Great question! Thank you for asking it here on Clarity as I'm sure the healthy discussion will also benefit many members of the community.
I have to admit that my answer will be biased as both of my first two successful startups that I sold ("exited", more here: http://www.linkedin.com/in/exitcoach) had no outside investors, thus my co-founders and I walk away with a HUGE smile on our faces because we had NOT diluted our equity. Why would you want to dilute your equity stake unless there's STRATEGIC reason, right? Raising funds for the sake of raising funds (aka joining the fundraising "frenzy") has a multitude of negative effects, for founders, their employees and even the startup ecosystems. Unfortunately it happens a lot: http://ExitCoach.fyi.to/ExitMess. Perhaps a discussion for another day. :)
Back to your question! The 2 main factors in the "equation" are the investor and the investee (yourself). Ultimately, it's the underlying mindset of both that will be fundamental to a successful outcome.
I believe in using EXTREME examples to understand concepts. Let's say for example that you are a veteran entrepreneur that has built and successfully sold multiple companies. You also have the Wisdom to not be used by the excess cash (the "temptation is REAL, first thing I see after a fundraising announcement is a hiring spree), but put it good use, wisely. And on the other side you have an investor that has all the industry connections, that is a serial entrepreneur as well (has built and successfully sold multiple companies) AND is a "saint" (extremely favourable terms for you), then BY ALL MEANS take the money!! It's a no brainer.

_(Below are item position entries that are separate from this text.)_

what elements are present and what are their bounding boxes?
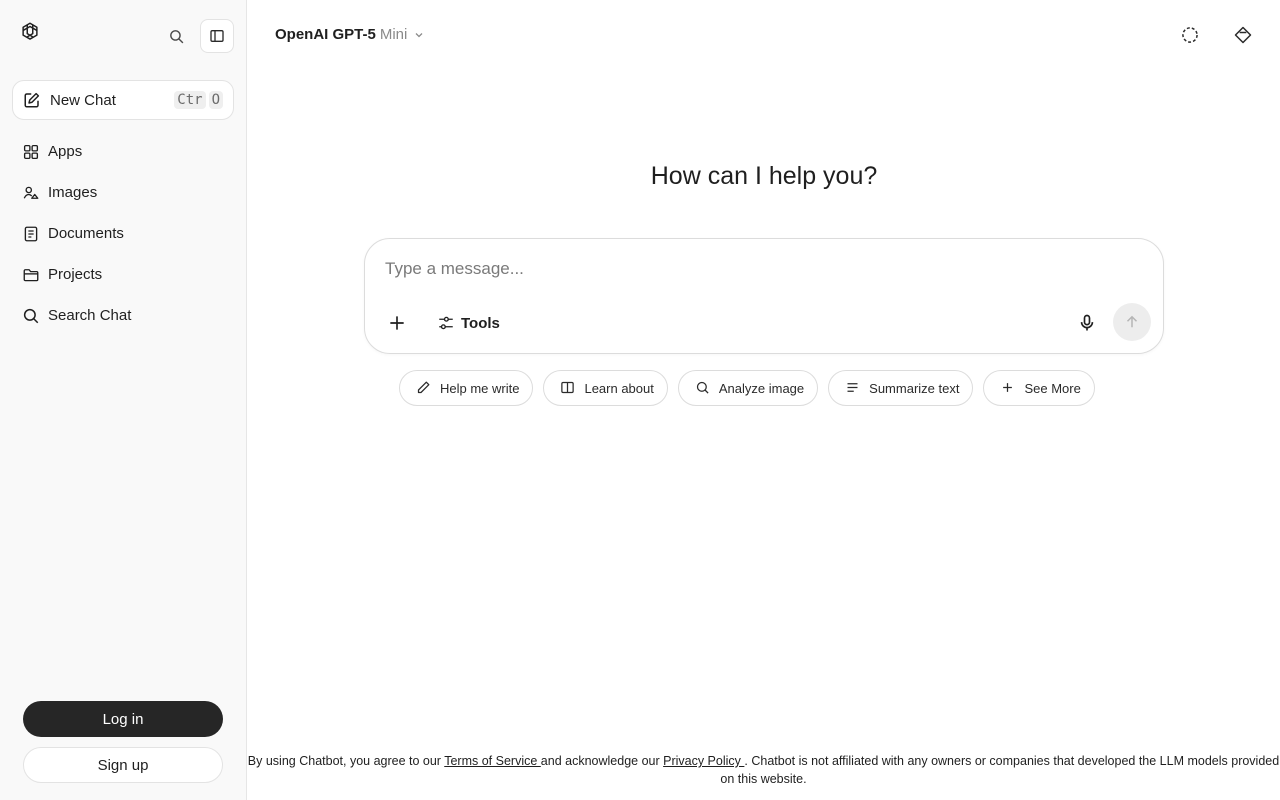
footer-prefix: By using Chatbot, you agree to our [247,754,445,768]
lines-icon [845,380,861,396]
chip-help-me-write[interactable]: Help me write [399,370,534,406]
sliders-icon [437,314,455,332]
sidebar-item-label: Images [48,184,98,201]
chip-see-more[interactable]: See More [983,370,1095,406]
signup-button[interactable]: Sign up [23,747,223,783]
login-button[interactable]: Log in [23,701,223,737]
sidebar-item-apps[interactable]: Apps [12,131,234,172]
footer-middle: and acknowledge our [540,754,664,768]
tools-button[interactable]: Tools [437,311,500,335]
images-icon [22,184,40,202]
send-button[interactable] [1113,303,1151,341]
shortcut-key-o: O [208,91,223,109]
sidebar-item-projects[interactable]: Projects [12,254,234,295]
model-selector[interactable]: OpenAI GPT-5 Mini [275,26,425,43]
microphone-icon[interactable] [1075,311,1099,335]
magnifier-icon [695,380,711,396]
suggestion-chips: Help me write Learn about Analyze image … [399,370,1095,406]
grid-icon [22,143,40,161]
diamond-icon[interactable] [1231,23,1255,47]
terms-of-service-link[interactable]: Terms of Service [444,754,541,768]
sidebar-nav: Apps Images Documents Projects Search Ch… [12,131,234,336]
sidebar-toggle-button[interactable] [200,19,234,53]
chip-learn-about[interactable]: Learn about [543,370,668,406]
footer-disclaimer: By using Chatbot, you agree to our Terms… [247,752,1280,788]
sidebar-item-label: Apps [48,143,83,160]
tools-label: Tools [461,314,500,332]
document-icon [22,225,40,243]
logo-icon[interactable] [19,21,41,43]
attach-plus-icon[interactable] [385,311,409,335]
sidebar-item-label: Search Chat [48,307,132,324]
new-chat-label: New Chat [50,91,116,109]
message-composer: Tools [364,238,1164,354]
sidebar-item-label: Projects [48,266,103,283]
plus-icon [1000,380,1016,396]
book-icon [560,380,576,396]
model-name: OpenAI GPT-5 [275,26,376,43]
privacy-policy-link[interactable]: Privacy Policy [663,754,744,768]
chip-label: Learn about [584,380,654,396]
sidebar-search-icon[interactable] [166,26,186,46]
chevron-down-icon [413,29,425,41]
sidebar-item-search-chat[interactable]: Search Chat [12,295,234,336]
chip-label: Summarize text [869,380,960,396]
sidebar-item-images[interactable]: Images [12,172,234,213]
sidebar-item-documents[interactable]: Documents [12,213,234,254]
footer-suffix: . Chatbot is not affiliated with any own… [720,754,1280,786]
chip-analyze-image[interactable]: Analyze image [677,370,819,406]
chip-label: Analyze image [718,380,805,396]
new-chat-button[interactable]: New Chat Ctr O [12,80,234,120]
page-title: How can I help you? [650,162,878,190]
pencil-icon [416,380,432,396]
chip-label: See More [1024,380,1081,396]
search-icon [22,307,40,325]
sidebar-item-label: Documents [48,225,124,242]
edit-icon [23,91,41,109]
chip-label: Help me write [440,380,520,396]
folder-icon [22,266,40,284]
chip-summarize-text[interactable]: Summarize text [828,370,974,406]
sidebar: New Chat Ctr O Apps Images Documents Pro… [0,0,247,800]
message-input[interactable] [385,259,1085,279]
arrow-up-icon [1126,315,1138,328]
model-variant: Mini [379,26,408,43]
shortcut-key-ctrl: Ctr [174,91,206,109]
fullscreen-icon[interactable] [1178,23,1202,47]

Any other type of "equation", unlike the one above, carries extra additional risk and should be analysed on a case by case scenario. Many startups fail, precisely because they lacked the Wisdom and did not think strategically fundraising. Rather than seeking proper advice, as you already have, they followed the fundraising "frenzy".

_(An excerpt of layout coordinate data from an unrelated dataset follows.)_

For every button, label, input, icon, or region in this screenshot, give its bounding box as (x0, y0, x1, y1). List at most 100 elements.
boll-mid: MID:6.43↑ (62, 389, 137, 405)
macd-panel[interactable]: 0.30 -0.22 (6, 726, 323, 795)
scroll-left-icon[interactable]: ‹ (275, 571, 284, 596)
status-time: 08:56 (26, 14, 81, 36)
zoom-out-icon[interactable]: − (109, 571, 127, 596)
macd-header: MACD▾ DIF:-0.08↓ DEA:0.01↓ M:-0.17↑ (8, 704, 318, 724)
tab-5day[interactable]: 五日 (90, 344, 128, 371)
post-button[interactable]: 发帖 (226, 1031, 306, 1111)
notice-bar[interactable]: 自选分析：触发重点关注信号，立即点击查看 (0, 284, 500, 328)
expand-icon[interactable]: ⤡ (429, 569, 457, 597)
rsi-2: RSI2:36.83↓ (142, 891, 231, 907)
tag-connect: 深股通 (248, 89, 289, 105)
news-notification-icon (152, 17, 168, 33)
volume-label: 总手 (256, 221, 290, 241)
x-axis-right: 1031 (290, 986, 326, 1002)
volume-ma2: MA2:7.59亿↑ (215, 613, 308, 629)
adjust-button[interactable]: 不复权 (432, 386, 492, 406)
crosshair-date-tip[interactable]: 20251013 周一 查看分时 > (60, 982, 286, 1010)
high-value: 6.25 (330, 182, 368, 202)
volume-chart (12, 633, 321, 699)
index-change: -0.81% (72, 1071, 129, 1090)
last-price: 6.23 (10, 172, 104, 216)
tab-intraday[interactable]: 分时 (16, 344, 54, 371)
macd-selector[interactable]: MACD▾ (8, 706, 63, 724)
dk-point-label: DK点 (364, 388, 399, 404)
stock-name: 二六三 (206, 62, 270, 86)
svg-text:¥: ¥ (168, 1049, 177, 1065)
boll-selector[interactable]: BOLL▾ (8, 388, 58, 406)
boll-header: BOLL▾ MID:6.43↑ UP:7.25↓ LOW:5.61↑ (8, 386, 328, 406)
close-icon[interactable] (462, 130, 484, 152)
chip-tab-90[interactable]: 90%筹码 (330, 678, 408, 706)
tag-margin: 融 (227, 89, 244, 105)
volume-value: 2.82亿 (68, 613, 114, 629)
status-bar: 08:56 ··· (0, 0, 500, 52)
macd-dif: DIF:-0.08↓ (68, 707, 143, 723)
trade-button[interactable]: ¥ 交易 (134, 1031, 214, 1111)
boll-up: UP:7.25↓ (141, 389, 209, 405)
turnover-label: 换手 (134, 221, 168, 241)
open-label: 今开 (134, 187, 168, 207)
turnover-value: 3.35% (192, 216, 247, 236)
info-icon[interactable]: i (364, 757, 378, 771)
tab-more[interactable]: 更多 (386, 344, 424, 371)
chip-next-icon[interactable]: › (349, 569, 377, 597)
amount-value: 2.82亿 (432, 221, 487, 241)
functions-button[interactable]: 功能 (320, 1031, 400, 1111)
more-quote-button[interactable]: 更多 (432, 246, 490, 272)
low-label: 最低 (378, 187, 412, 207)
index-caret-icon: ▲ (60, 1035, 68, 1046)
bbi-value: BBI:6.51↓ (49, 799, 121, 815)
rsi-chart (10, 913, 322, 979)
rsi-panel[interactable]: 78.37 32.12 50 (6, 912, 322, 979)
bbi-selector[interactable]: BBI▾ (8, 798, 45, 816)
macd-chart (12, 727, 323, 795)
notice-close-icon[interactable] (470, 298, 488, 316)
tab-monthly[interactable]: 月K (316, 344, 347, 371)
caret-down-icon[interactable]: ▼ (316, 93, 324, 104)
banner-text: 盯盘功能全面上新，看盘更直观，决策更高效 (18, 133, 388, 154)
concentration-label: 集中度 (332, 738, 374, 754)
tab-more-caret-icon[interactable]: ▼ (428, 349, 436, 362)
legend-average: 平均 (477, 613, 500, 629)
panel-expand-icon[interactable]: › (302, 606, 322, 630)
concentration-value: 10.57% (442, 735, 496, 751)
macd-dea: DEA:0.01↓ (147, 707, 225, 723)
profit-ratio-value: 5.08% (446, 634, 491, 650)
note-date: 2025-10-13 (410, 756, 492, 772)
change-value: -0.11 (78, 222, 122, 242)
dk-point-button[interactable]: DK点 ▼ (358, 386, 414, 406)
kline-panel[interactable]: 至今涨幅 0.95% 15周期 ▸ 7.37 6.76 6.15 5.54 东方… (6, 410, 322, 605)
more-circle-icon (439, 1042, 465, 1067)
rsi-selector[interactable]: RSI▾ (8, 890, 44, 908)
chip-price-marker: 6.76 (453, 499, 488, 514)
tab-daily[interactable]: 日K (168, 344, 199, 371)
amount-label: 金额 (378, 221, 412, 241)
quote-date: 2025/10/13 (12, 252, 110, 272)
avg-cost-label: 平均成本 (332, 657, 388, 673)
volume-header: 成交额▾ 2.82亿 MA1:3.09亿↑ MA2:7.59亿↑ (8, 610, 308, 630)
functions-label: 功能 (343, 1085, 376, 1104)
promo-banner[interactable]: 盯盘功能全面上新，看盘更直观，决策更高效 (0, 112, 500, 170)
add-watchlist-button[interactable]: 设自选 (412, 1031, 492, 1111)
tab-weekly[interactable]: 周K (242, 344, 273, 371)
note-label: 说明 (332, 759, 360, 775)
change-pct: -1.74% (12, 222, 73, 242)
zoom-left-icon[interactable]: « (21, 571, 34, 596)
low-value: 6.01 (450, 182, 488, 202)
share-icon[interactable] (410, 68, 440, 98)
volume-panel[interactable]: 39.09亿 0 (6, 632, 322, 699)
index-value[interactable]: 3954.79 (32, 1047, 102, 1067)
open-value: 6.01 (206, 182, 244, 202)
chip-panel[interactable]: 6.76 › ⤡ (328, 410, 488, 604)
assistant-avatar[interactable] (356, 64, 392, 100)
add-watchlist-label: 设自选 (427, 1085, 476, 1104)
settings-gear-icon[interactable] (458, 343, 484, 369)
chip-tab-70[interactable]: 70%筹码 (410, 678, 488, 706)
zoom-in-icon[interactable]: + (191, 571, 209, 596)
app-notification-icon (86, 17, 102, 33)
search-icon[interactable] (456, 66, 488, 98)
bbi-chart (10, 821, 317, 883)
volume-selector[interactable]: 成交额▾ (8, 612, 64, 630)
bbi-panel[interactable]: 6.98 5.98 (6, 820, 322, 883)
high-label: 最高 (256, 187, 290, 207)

I'd be happy to take your call here on Clarity and help you write a beautiful story out of your own successful entrepreneurial journey. Thank you!
If your business idea isn't either super 'sexy', or super obvious that it's going to work, then you'll need to get some traction before approaching investors. If you have enough confidence in your idea though, and if you need the money to get traction, you could look into letting friends and family get involved as early investors.

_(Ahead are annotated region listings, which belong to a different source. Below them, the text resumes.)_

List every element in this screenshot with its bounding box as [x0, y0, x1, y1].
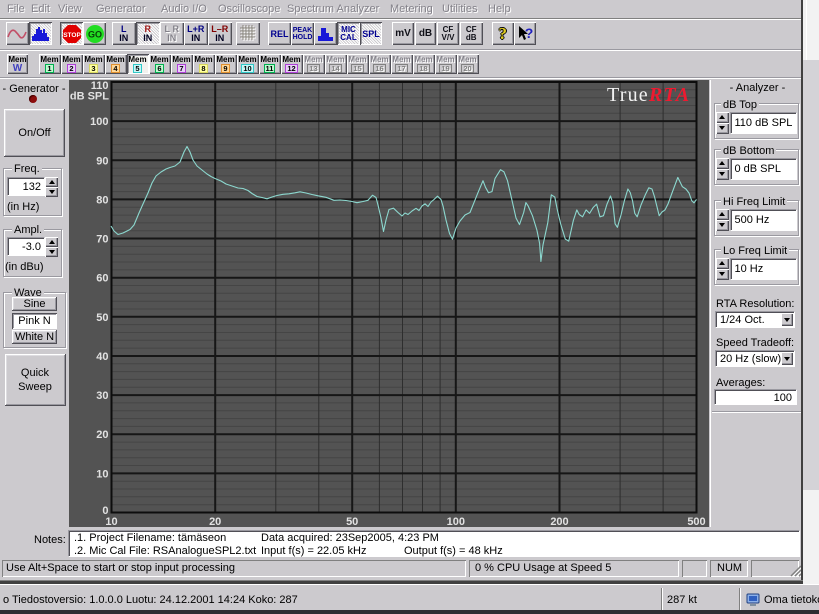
- svg-text:STOP: STOP: [63, 32, 81, 39]
- svg-text:20: 20: [96, 429, 108, 441]
- svg-text:50: 50: [346, 516, 358, 527]
- svg-text:10: 10: [96, 468, 108, 480]
- svg-text:500: 500: [687, 516, 705, 527]
- svg-text:TrueRTA: TrueRTA: [607, 84, 690, 106]
- svg-text:40: 40: [96, 351, 108, 363]
- svg-text:30: 30: [96, 390, 108, 402]
- svg-text:90: 90: [96, 155, 108, 167]
- svg-text:80: 80: [96, 194, 108, 206]
- svg-text:dB SPL: dB SPL: [70, 91, 109, 103]
- svg-text:50: 50: [96, 312, 108, 324]
- svg-text:60: 60: [96, 273, 108, 285]
- svg-text:GO: GO: [87, 29, 101, 39]
- svg-text:100: 100: [90, 116, 108, 128]
- svg-text:?: ?: [524, 25, 533, 41]
- svg-text:100: 100: [447, 516, 465, 527]
- svg-text:200: 200: [550, 516, 568, 527]
- svg-text:20: 20: [209, 516, 221, 527]
- svg-text:70: 70: [96, 234, 108, 246]
- svg-text:10: 10: [105, 516, 117, 527]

If you'd like to discuss the problem in more detail with regard to your specific idea let me know,
The right time to reach investors is when you can get the following:
1. Maximum valuation of your startup
2. Investment Opportunity that has at least 5x to 10x multiplier
3. Optimum traction
4. Right team to use the funds
This can be ascertained through analysis of your startup. Please setup a call with me. I can analyze the details and suggest you the right path.
We've recently raised $500k pre revenue on a startup.
There is not a 'right time' because every investment avenue, fund or 'investor' is very different. You need to understand what type of investors you're pursuing first and then determine what their requirements are. Only then will you know what the right time is.
If it helps, I like to describe it as a black box of confusion, with very little transparency and tons of time wasted going after the wrong people. The more you can understand what's out there, you can better tailor your pitch and timing around your options.